Where super-rich are investing after snubbing real estate

Knight Frank Kenya CEO Mark Dunford addressing journalists during the Wealth Report 2025 – Kenyan 2nd Edition launch event at Capital Club in Nairobi on May 13, 2025. 

Photo credit: Bonface Bogita | Nation Media Group

Kenya’s super-rich are cutting their exposure in the property sector and directing billions into money market funds, treasury bonds and real estate investment trusts (Reits) as they seek high returns and liquid assets.

Knight Frank’s latest wealth and investments report shows that the rich with a net worth of at least Sh130 million ($1 million) are not putting cash in residential properties for income and have slowed down on direct investments in office blocks and malls amid a glut.

They are looking at investments generating stable income streams and assets that are easier to exit while preserving wealth for future generations.

The stock market offered investors the highest returns in the first half of the year, ahead of fixed income assets and property, as a rally led by bank shares boosted investor wealth at the bourse.
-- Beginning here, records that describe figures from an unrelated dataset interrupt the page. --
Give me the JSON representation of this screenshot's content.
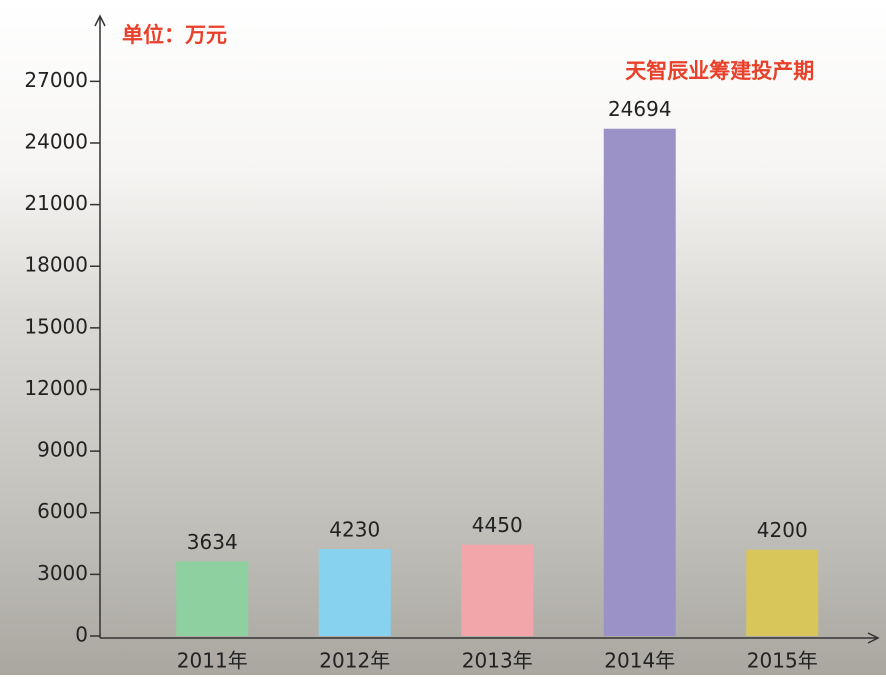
{
  "chart_data": {
    "type": "bar",
    "unit_label": "单位：万元",
    "annotation": "天智辰业筹建投产期",
    "categories": [
      "2011年",
      "2012年",
      "2013年",
      "2014年",
      "2015年"
    ],
    "values": [
      3634,
      4230,
      4450,
      24694,
      4200
    ],
    "colors": [
      "#8fd0a0",
      "#87d3ef",
      "#f2a6a9",
      "#9b93c8",
      "#d8c65b"
    ],
    "ylim": [
      0,
      29500
    ],
    "yticks": [
      0,
      3000,
      6000,
      9000,
      12000,
      15000,
      18000,
      21000,
      24000,
      27000
    ],
    "annotation_color": "#e8402a"
  }
}
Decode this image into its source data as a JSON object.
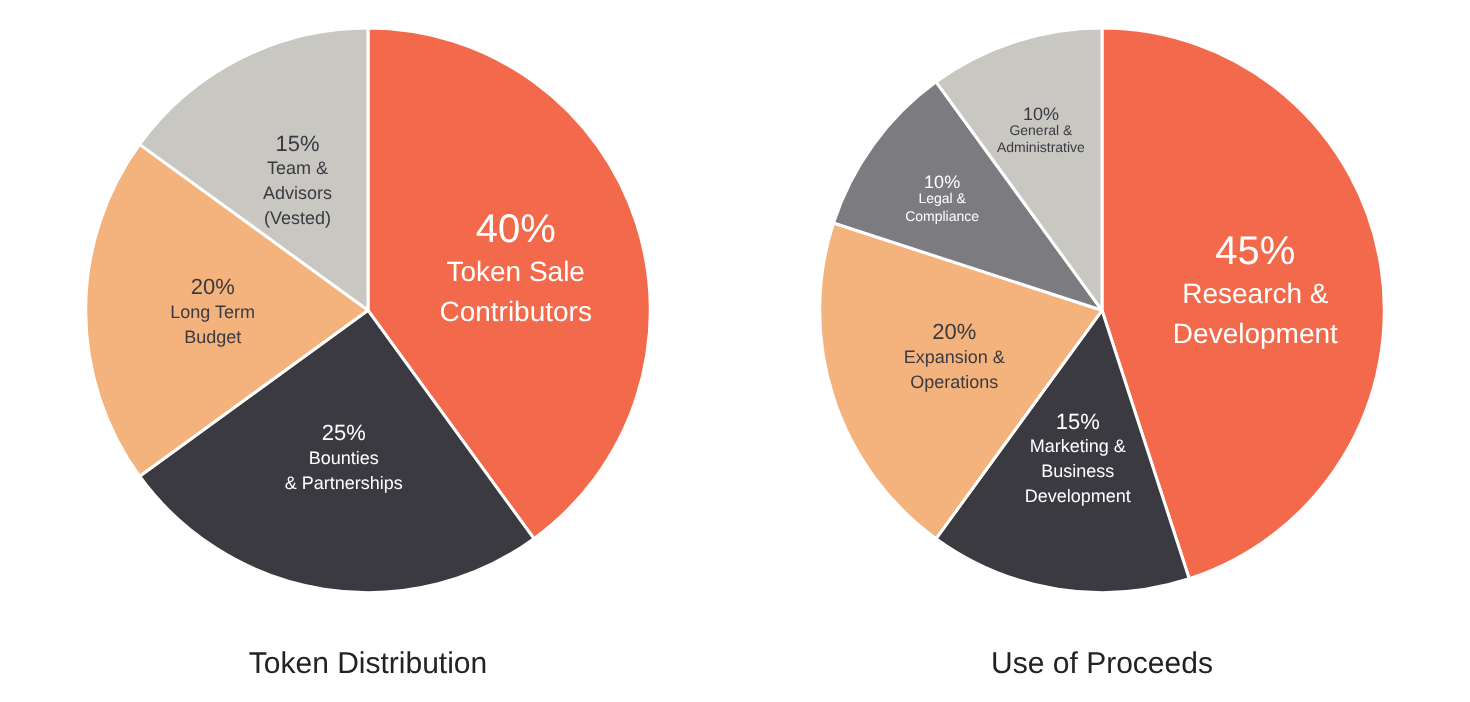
{
  "chart_data": [
    {
      "type": "pie",
      "title": "Token Distribution",
      "categories": [
        "Token Sale\nContributors",
        "Bounties\n& Partnerships",
        "Long Term\nBudget",
        "Team &\nAdvisors\n(Vested)"
      ],
      "values": [
        40,
        25,
        20,
        15
      ],
      "value_labels": [
        "40%",
        "25%",
        "20%",
        "15%"
      ],
      "colors": [
        "#f26a4b",
        "#3b3a41",
        "#f4b27c",
        "#c9c7c1"
      ]
    },
    {
      "type": "pie",
      "title": "Use of Proceeds",
      "categories": [
        "Research &\nDevelopment",
        "Marketing &\nBusiness\nDevelopment",
        "Expansion &\nOperations",
        "Legal &\nCompliance",
        "General &\nAdministrative"
      ],
      "values": [
        45,
        15,
        20,
        10,
        10
      ],
      "value_labels": [
        "45%",
        "15%",
        "20%",
        "10%",
        "10%"
      ],
      "colors": [
        "#f26a4b",
        "#3b3a41",
        "#f4b27c",
        "#7b7b80",
        "#c9c7c1"
      ]
    }
  ]
}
The billionaires are keen on passive investments like money market funds, bonds and Reits, which are publicly listed real estate companies that invest in physical property, typically office real estate.

Reits make it possible for institutions and retail investors to invest in commercial real estate and receive a consistent income stream, without being landlords in an investment that is easily traded.

This marks a shift from previous trends where millions packed a huge chunk of their shares in residential homes and office blocks for rent.

“The overall decline in wealth allocation towards residential property over recent years suggests a broader strategic shift towards diversified, income-generating and more liquid investments,” says Knight Frank.

“Investors are increasingly prioritising assets that generate stable income streams, preserve capital and offer easier market exit opportunities. HNWIs [high-net-worth investors] retain residential properties for private use rather than income generation.”

Looking forward, Knight Frank reckons that Kenya’s super-rich are eyeing farm lands and data centres as emerging investment opportunities.

Data centres are the main infrastructure powering artificial intelligence (AI) by providing the high computing power, specialised computer hardware and the large storage needed to train and deploy complex language models.

There is a shortage of heavy-duty data centres needed to crunch the masses of data required to train large language models and run the AI-powered applications.

“Data centres emerged as one of the most attractive investment opportunities in 2026,” said Knight Frank.

“Rising expansion of the digital economy, increasing cloud adoption and growing demand for artificial intelligence and data storage infrastructure are driving interest in the sector.”

The rich are also aggressively buying farm land, with tycoons viewing the investment as a hedge against inflation, a store of wealth, and a vehicle for long-term capital appreciation, says the wealth report.

They are targeting satellite towns that are redefining Kenya’s real estate, which is shifting growth from prime suburbs to peri-urban centres due to affordability and availability of land on the back of improved infrastructure.

“Many investors are also acquiring large tracts of land in satellite towns and emerging growth corridors, anticipating future value appreciation driven by infrastructure development, urban expansion, and population growth,” says Knight Frank.

“Beyond its investment appeal, agricultural land serves as a generational asset that can be passed down through families while also providing collateral for future financing opportunities.”

Treasury bonds issued in the six months offered investors annual returns of between 12 percent and 14.2 percent, before withholding taxes of 10 to 15 percent on the interest.

Investors in the shorter Treasury bills earned between 7.4 percent and 9.2 percent in annualised interest as rates remained low despite the rise in inflation in the second quarter of the year, on costly fuel following the Iran war.

Investors opting to keep cash in fixed deposit accounts in banks saw the return fall to 6.8 percent in May 2026 from 7.03 percent in December 2025, as the Central Bank of Kenya lowered the base rate to 8.75 percent from nine percent in December.

In the property sector, rental and sales prices were in the single digits of up to 5.1 percent in the period as demand fell due to challenging economic conditions.

Shilling-denominated money market funds that carry the bulk of unit trust assets were offering annual returns of between 5.2 and 13.8 percent at the end of June.

This left the equities market unchallenged as the top-performing asset class, with a return of 27.8 percent in the six months, buoyed by gains in banking stocks and Safaricom.

But the majority of the super-rich captured in the Knight Frank report did not mention equities and the Nairobi Securities Exchange (NSE) as their preferred investment home.